Here
is some Buddha wisdom that speaks to me: “Few are they who cross to the further
shore. Most merely run up and down the bank.”
How
restrained, how meager our experience of life often is. We settle in to
comfortable limits and hold on to what we've always thought and believed and
done. We walk the old territory up and down the mundane spaces of our days and
miss so much.
I’m
guilty. Most of us are.
Huge
swaths of our modern society seem locked in some circumscribed routine of
thought and action. Where are the social revolutionaries of the past? Where are
the political and religious trouble makers, the heroes and heroines who stir up
the status quo and arouse change that improves life for all of us? I want to be
one of them.
Robert
Kennedy convinced his president brother that school segregation was
intolerable. He fought union corruption and the mafia influence. “We will not
stand by or be aloof,” he said in a speech to the University of Georgia Law
School, “we will move.” He did move. And so did society under his influence for
the good of many. A politician with a conscience and compassion. Unheard of
today. I admire his solidarity with humanity in spite of his family wealth and
position.
Mother
Teresa, uninterested in money or power or fame, was restless in the safety of
her convent. On a personal retreat away from others she felt moved to do
something for the poor and the sick. She received medical missions training so
she could be helpful. Then one day, dressed for the first time in a white blue
bordered sari, she walked out of the convent into the dirty streets of Calcutta
to, as she later said, find and serve Jesus “in the unwanted, the unloved, the
uncared for.” She was eventually followed by some of her female students. And
in time, with them by her side, she started the Charity of Sisters Order. She
went into the shacks of the poor and washed the sores of children. She lifted
old men out of their filth and fed them and nursed them to health. She held women
dying with tuberculosis and leprosy and defied disease to stop her efforts to
care. “As to my calling,” she said, “I belong to the world. As to my heart, I
belong entirely to the Heart of Jesus.” Bold. Unafraid. Selfless. I envy that
spirit. I am embarrassed by my own reluctance to be so giving; to do something
brave and loving without regard to my own ego.
Martin
Luther King, Jr. endured the mocking violent bigoted crowds of the 60s and
fought for Civil Rights. An ordained educated minister he did not sit in some
lavish television studio manipulating the gullible for money to finance summer
homes and luxury cars for himself. He did not court politicians for power and
greed. Instead, he walked the streets of the dangerous South in protest of
black poverty and cheap wages and segregated communities. He was jailed. He was
vilified. He was threatened. And finally he was murdered. But what
extraordinary changes he prompted. He gave dignity to his race and raised a
whole generation of Americans to see the evil and inhumanity of racial hatred
and prejudice. I want his vision, his abundant courage, his love of people, his
hope for social progress.
These
and others not as well known are those who stopped pacing up and down the banks
and forged the deep waters, ignoring the clear dangers, contending with hidden
obstacles, and, following a higher purpose of life than just existence, monotony,
security and triviality, made a difference where they were. Flawed. Human.

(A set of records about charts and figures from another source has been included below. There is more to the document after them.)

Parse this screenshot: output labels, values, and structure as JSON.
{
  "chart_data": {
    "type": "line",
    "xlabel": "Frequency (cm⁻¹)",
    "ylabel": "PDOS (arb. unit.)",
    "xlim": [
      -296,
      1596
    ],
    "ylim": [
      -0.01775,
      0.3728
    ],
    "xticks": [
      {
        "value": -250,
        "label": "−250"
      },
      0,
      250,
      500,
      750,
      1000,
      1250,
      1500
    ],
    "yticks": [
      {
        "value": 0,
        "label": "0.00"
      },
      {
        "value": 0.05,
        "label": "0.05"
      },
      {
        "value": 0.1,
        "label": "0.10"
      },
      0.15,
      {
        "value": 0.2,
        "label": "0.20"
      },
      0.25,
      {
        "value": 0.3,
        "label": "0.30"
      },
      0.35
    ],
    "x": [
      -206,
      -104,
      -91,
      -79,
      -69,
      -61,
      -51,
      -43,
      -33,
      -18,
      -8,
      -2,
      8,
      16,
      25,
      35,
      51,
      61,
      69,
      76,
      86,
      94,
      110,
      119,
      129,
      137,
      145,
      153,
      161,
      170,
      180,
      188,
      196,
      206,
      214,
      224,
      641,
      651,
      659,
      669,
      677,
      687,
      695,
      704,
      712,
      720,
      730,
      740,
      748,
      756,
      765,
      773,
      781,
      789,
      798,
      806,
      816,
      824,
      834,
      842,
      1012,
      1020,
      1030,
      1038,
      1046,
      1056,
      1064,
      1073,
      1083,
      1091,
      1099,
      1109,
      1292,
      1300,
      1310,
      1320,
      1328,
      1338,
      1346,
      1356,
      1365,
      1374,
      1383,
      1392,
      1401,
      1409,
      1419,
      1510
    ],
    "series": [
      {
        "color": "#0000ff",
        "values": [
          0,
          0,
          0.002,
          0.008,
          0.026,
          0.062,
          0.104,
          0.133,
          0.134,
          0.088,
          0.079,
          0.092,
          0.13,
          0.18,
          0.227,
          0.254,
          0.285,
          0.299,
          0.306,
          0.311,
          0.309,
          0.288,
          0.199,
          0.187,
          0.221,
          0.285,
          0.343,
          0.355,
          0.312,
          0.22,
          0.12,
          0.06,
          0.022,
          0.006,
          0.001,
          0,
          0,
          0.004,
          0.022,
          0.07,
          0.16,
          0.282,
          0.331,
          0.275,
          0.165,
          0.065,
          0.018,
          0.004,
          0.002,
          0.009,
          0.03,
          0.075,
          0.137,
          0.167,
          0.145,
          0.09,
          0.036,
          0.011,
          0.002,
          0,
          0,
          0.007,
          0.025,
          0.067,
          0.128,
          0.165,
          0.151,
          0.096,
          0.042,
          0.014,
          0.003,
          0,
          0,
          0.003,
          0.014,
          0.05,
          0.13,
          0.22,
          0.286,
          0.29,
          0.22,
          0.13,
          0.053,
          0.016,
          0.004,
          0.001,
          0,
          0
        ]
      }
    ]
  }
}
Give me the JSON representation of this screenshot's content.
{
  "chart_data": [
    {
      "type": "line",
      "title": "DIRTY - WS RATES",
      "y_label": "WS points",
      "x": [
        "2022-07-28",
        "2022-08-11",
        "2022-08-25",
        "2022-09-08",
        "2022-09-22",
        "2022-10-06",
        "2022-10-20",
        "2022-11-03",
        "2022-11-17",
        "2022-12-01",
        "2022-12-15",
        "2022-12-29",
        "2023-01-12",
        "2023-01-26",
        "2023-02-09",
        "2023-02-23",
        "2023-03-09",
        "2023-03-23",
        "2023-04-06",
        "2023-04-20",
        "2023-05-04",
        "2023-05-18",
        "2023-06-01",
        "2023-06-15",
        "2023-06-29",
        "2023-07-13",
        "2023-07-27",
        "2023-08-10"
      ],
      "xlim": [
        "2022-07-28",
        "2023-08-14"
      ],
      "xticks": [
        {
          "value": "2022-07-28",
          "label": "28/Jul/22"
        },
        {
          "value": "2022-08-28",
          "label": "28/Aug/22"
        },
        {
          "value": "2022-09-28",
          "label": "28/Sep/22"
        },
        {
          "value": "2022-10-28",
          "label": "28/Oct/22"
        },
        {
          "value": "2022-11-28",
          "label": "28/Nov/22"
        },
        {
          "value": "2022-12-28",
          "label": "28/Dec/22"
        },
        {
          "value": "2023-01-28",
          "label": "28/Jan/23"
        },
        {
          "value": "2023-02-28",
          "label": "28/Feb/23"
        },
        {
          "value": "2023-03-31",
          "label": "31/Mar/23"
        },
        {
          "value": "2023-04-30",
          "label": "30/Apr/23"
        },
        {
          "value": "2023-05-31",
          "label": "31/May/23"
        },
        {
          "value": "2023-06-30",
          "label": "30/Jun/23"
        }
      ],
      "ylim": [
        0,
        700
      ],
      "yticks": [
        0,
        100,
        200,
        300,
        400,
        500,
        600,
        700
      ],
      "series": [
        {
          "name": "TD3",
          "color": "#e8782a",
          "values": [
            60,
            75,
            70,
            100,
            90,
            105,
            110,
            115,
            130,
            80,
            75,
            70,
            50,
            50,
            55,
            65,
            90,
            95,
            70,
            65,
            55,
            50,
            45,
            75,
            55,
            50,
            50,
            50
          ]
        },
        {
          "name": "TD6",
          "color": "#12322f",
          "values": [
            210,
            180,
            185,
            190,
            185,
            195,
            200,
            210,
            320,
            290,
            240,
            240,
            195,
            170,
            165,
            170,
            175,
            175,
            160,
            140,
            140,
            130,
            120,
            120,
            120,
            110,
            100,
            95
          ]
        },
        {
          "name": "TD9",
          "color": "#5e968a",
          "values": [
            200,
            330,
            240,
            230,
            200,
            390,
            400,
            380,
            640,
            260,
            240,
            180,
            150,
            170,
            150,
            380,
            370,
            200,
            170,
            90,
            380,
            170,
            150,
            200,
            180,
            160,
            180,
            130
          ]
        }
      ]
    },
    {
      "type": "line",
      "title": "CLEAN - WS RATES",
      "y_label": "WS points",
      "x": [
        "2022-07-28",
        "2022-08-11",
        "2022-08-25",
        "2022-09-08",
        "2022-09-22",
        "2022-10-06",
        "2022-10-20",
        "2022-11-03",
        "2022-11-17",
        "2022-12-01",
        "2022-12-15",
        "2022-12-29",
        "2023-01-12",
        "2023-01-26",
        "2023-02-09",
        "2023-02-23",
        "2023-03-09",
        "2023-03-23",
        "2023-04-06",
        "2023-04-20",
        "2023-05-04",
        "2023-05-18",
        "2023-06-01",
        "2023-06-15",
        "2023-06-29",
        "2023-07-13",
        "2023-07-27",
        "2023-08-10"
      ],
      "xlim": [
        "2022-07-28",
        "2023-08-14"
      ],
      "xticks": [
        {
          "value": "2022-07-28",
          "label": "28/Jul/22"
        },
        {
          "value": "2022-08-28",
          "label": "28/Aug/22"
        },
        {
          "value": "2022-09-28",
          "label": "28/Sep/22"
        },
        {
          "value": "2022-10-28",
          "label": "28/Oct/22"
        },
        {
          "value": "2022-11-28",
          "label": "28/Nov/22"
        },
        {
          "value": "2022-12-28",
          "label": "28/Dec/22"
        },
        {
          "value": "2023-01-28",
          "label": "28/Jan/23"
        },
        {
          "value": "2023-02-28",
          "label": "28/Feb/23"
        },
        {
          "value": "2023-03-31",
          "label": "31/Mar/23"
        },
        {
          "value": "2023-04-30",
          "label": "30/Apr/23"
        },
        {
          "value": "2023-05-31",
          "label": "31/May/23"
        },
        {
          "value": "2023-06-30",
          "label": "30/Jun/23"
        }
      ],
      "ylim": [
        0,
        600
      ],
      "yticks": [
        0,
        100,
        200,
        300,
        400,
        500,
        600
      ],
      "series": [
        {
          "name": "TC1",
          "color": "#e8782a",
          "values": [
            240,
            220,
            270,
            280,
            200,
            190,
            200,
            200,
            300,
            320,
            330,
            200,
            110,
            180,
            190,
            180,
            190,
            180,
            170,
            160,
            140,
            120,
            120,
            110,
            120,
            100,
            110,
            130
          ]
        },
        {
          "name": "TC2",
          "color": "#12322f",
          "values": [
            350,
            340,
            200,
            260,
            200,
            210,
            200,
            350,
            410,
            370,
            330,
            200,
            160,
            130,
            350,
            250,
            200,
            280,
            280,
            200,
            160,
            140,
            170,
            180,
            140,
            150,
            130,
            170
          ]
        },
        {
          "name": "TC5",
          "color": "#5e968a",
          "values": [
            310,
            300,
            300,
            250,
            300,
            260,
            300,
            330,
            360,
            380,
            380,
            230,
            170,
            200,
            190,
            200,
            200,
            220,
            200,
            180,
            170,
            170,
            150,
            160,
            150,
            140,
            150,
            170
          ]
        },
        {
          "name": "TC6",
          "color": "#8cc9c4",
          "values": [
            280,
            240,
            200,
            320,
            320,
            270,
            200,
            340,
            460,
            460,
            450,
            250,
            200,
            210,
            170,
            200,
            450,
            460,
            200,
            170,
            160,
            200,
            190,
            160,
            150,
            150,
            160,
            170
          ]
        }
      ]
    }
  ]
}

Mortal. Still, they were not dissuaded from their cause.
I
want to walk out into those deep places that carry one over to the further
shore. I want to know what it is to live expansively, to see needs and meet
them, whatever the effort or the cost or the trouble.
We
don’t any of us have to have illusions of grandeur to do this. Just a
willingness to cross the river and see what we’re willing to learn and become
in our journey to be a fully loving growing person.